ALDERNEY’S Salvation Army corps is closing after 140 years.

The Salvation Army’s worship hall in Alderney will be sold when it closes its corps in the island. (Picture by David Nash)
The Salvation Army’s worship hall in Alderney will be sold when it closes its corps in the island. (Picture by David Nash)

The decision was made as numbers have been declining.

It has been more than a decade since the Alderney corps has had a full-time officer, and since then the corps and the Salvation Army Christian witness on the island has been under the leadership of local members.

The very small fellowship currently hosts Sunday morning worship services, weekly prayer meetings, Bible study and a coffee morning.

The Salvation Army’s southern division leader, Lt-Colonel Graham Owen, said it was sad to make the decision.

‘The Salvation Army has a proud heritage in Alderney and has played an important role in the lives of people in the island, but over the last few years, there has been a significant decrease in numbers, due to age and people leaving the island,’ he said.

‘This sadly means that the Salvation Army is no longer able to provide full-time leadership.’

The Salvation Army arrived in Alderney and opened a corps in 1882.

Along with most Alderney residents, the officers and Salvationists were evacuated during the Occupation, and the corps then reopened after the Second World War, in July 1946.

From the end of this year, all official Salvation Army services and activities will come to an end and the worship meeting hall and the officer’s quarters will sold.

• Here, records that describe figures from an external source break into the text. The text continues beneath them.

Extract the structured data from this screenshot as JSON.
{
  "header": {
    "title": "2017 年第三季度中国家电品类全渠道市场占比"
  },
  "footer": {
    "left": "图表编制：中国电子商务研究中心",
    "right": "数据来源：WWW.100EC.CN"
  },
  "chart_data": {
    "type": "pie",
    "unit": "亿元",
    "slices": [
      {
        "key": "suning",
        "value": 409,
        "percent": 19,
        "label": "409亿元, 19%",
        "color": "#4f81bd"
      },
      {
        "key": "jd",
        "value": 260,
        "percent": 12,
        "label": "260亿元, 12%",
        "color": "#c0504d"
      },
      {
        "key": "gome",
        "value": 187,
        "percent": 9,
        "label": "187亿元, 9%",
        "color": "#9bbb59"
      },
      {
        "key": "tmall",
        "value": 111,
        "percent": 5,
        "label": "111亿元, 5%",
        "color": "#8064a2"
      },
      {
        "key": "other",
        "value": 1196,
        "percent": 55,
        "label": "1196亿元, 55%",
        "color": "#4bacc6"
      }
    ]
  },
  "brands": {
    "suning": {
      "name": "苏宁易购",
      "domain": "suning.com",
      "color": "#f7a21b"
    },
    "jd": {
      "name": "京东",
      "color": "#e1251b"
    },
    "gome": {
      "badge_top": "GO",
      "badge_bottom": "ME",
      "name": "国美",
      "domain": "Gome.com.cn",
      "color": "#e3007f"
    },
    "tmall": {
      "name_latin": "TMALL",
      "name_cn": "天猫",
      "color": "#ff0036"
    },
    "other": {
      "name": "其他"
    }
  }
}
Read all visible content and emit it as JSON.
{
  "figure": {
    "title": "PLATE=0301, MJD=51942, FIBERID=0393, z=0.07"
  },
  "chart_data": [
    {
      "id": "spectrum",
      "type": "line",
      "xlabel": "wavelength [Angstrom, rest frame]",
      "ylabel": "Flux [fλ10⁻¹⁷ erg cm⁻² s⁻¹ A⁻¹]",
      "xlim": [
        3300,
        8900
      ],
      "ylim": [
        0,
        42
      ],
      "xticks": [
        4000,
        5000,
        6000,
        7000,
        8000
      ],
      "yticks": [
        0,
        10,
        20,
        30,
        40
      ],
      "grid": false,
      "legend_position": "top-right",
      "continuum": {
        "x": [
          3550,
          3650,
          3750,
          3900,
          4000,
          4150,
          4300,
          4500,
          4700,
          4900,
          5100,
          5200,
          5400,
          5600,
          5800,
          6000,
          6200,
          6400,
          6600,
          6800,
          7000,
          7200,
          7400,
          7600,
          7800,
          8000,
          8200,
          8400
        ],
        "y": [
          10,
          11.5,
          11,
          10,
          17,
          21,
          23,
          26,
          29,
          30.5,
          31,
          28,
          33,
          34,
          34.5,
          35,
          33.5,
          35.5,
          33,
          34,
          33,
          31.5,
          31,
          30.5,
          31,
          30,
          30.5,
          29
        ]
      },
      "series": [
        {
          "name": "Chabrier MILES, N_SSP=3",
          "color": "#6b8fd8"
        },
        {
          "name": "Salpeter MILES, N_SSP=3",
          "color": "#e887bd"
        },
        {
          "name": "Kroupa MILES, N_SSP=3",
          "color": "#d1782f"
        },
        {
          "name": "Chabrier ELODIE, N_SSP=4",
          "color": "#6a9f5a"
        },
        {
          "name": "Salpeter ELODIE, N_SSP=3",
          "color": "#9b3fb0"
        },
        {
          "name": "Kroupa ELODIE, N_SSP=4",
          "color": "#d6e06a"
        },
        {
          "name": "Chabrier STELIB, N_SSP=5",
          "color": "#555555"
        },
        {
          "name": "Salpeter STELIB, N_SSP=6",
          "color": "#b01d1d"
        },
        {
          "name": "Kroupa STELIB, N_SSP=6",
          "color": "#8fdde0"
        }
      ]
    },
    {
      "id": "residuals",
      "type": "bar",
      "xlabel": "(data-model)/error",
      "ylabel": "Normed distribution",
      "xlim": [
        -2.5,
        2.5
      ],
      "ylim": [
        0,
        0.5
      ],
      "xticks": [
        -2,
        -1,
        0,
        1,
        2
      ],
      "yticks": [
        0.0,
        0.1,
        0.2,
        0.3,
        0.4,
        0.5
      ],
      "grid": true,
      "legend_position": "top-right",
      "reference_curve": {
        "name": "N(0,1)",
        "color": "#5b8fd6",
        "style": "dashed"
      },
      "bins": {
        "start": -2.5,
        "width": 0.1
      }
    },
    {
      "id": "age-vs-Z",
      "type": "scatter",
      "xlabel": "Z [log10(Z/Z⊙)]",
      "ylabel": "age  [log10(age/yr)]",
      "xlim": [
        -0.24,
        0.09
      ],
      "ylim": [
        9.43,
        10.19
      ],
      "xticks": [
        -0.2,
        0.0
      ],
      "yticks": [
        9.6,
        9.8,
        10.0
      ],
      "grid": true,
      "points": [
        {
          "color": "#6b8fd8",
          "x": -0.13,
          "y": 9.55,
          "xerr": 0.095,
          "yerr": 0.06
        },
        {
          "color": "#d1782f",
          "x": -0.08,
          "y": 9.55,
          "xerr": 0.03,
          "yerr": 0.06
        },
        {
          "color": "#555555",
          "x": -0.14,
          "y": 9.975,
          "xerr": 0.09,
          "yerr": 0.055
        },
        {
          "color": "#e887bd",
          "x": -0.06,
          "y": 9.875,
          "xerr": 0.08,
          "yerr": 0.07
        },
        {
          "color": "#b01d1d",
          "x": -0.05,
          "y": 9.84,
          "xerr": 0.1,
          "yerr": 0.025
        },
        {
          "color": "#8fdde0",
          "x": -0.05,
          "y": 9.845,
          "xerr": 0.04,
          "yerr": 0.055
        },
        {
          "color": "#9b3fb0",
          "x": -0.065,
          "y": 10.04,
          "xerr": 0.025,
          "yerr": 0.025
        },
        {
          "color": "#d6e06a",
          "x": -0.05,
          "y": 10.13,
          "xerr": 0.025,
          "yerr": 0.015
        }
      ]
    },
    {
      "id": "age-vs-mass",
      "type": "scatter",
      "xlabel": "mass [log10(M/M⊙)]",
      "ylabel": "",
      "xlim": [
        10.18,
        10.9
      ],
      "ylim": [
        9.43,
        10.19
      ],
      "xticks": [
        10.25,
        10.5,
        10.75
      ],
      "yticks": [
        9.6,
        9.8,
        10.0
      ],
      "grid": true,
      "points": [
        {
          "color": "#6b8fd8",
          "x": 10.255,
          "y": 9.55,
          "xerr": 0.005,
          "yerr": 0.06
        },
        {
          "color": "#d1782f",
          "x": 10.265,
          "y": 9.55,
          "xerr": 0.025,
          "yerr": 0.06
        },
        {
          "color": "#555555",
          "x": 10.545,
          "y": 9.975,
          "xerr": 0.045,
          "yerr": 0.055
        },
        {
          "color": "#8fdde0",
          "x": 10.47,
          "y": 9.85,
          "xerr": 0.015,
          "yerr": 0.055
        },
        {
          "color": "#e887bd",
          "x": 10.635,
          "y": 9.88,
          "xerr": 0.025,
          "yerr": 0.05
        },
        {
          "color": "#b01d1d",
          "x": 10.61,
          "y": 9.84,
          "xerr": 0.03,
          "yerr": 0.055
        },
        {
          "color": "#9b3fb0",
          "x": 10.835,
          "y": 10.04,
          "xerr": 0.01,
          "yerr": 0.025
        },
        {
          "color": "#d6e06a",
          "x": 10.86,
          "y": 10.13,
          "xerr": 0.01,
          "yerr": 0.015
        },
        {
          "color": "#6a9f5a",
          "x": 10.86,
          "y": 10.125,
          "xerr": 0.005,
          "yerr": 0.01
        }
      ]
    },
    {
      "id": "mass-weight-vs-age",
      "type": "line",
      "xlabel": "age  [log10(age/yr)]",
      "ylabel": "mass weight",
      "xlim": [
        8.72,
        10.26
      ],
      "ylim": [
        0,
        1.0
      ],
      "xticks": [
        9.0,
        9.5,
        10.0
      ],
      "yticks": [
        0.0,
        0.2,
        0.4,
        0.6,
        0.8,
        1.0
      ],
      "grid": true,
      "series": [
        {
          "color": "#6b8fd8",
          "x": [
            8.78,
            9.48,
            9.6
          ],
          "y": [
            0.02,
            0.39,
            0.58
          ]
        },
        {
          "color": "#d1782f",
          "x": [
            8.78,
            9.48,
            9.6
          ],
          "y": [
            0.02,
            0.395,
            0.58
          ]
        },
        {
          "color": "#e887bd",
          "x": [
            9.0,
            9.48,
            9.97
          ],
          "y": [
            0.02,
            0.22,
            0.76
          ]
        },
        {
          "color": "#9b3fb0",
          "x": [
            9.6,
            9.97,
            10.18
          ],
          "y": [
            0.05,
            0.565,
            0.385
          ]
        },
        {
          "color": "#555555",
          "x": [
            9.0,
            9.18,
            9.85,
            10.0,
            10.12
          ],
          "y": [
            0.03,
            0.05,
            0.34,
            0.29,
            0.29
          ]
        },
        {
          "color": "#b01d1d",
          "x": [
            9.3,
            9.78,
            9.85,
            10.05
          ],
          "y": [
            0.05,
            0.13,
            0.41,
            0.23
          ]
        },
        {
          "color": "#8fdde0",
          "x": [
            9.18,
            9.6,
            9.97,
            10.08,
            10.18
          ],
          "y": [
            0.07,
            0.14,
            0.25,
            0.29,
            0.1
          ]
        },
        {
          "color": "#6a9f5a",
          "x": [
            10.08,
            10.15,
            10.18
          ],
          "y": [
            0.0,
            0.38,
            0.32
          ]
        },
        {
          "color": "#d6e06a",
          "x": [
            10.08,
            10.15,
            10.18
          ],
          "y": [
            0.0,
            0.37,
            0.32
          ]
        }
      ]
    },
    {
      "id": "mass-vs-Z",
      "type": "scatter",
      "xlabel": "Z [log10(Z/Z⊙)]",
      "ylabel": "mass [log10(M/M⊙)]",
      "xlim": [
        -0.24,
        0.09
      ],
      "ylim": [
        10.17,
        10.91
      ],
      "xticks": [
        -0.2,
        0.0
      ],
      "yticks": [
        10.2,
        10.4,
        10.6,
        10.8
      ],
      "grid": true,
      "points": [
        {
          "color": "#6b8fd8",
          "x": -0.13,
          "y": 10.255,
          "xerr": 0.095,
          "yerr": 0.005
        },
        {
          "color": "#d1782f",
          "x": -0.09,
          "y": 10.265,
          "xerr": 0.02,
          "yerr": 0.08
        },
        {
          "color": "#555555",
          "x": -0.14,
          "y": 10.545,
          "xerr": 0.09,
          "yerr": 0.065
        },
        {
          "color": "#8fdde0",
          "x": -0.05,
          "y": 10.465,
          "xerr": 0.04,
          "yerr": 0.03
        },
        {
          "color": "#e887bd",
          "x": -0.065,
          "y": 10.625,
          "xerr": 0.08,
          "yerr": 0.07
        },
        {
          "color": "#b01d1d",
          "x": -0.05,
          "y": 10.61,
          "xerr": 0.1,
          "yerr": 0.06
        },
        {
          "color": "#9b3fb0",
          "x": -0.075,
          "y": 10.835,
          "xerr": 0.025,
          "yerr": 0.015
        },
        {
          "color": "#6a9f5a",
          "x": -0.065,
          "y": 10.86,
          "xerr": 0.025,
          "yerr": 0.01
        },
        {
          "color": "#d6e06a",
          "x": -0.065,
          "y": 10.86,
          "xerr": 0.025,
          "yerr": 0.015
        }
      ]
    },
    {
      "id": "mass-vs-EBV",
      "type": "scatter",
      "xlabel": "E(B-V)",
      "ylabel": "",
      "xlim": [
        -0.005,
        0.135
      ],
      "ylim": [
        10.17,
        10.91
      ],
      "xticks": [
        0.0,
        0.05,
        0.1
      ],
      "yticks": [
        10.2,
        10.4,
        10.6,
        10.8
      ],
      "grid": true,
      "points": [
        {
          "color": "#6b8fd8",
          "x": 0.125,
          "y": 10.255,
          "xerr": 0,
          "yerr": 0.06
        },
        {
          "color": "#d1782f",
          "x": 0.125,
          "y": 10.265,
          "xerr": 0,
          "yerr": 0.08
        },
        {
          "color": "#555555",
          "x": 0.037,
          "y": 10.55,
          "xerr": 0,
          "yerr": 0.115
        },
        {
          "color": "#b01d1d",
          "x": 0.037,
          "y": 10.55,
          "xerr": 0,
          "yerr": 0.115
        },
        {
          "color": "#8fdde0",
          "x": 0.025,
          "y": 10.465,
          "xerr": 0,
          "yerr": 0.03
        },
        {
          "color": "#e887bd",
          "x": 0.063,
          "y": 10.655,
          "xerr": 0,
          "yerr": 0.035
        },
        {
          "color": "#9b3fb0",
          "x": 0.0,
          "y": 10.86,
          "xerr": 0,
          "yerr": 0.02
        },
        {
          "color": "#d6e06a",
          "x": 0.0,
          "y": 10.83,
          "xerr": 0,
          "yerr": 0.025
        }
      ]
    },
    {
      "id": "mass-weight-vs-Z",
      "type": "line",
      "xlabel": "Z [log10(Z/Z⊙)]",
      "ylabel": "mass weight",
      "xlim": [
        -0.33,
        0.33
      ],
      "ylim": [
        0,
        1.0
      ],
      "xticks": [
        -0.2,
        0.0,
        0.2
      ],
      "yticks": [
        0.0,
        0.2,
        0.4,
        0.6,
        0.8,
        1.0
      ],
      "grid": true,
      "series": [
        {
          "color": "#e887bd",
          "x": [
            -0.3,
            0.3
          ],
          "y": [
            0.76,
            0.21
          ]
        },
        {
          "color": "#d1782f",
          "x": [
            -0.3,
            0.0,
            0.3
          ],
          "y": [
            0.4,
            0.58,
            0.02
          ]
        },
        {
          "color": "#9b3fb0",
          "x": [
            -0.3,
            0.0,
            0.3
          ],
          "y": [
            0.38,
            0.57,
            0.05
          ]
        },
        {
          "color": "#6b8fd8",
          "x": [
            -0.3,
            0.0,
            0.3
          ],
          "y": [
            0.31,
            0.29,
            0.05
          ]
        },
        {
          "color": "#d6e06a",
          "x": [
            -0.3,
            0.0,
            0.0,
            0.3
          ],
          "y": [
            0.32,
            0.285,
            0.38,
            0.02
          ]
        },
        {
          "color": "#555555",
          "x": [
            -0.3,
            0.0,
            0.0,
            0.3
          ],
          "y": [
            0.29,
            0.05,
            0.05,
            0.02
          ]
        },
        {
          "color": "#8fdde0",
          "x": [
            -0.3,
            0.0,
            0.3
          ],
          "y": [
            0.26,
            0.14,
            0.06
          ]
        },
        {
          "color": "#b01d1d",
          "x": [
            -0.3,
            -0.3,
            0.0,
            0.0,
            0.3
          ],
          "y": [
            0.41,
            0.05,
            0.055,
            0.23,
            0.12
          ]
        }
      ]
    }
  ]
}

From the time of closure, Salvation Army members in Alderney will have the opportunity to remain Salvationists, and will be given the option to transfer their membership to the Guernsey corps, where they will come under the pastoral care of the church leaders in Guernsey.

Those leaders may visit Alderney from time to time to minister to the few Salvationists remaining in the northern isle.

‘We do understand that some islanders may wish to maintain their Salvation Army membership, as Salvationists, and attend another local church, while some alternatively may wish to become members of another local church,’ said Lt-Col Owen.

‘Of course, we encourage all our members and friends in Alderney, as they have always done, to remain a vibrant part of Christian life and witness in the island, and we encourage them to remain faithful to Christian worship and fellowship, prayer, Bible study and Christian outreach.

'We are committed to offering compassionate support, especially during this very difficult time of transition.’

A closure timetable has still to be decided, but it is likely to be before the end of the year.

n Guernsey still has a church at L’Islet, as well as a community centre off the Bridge.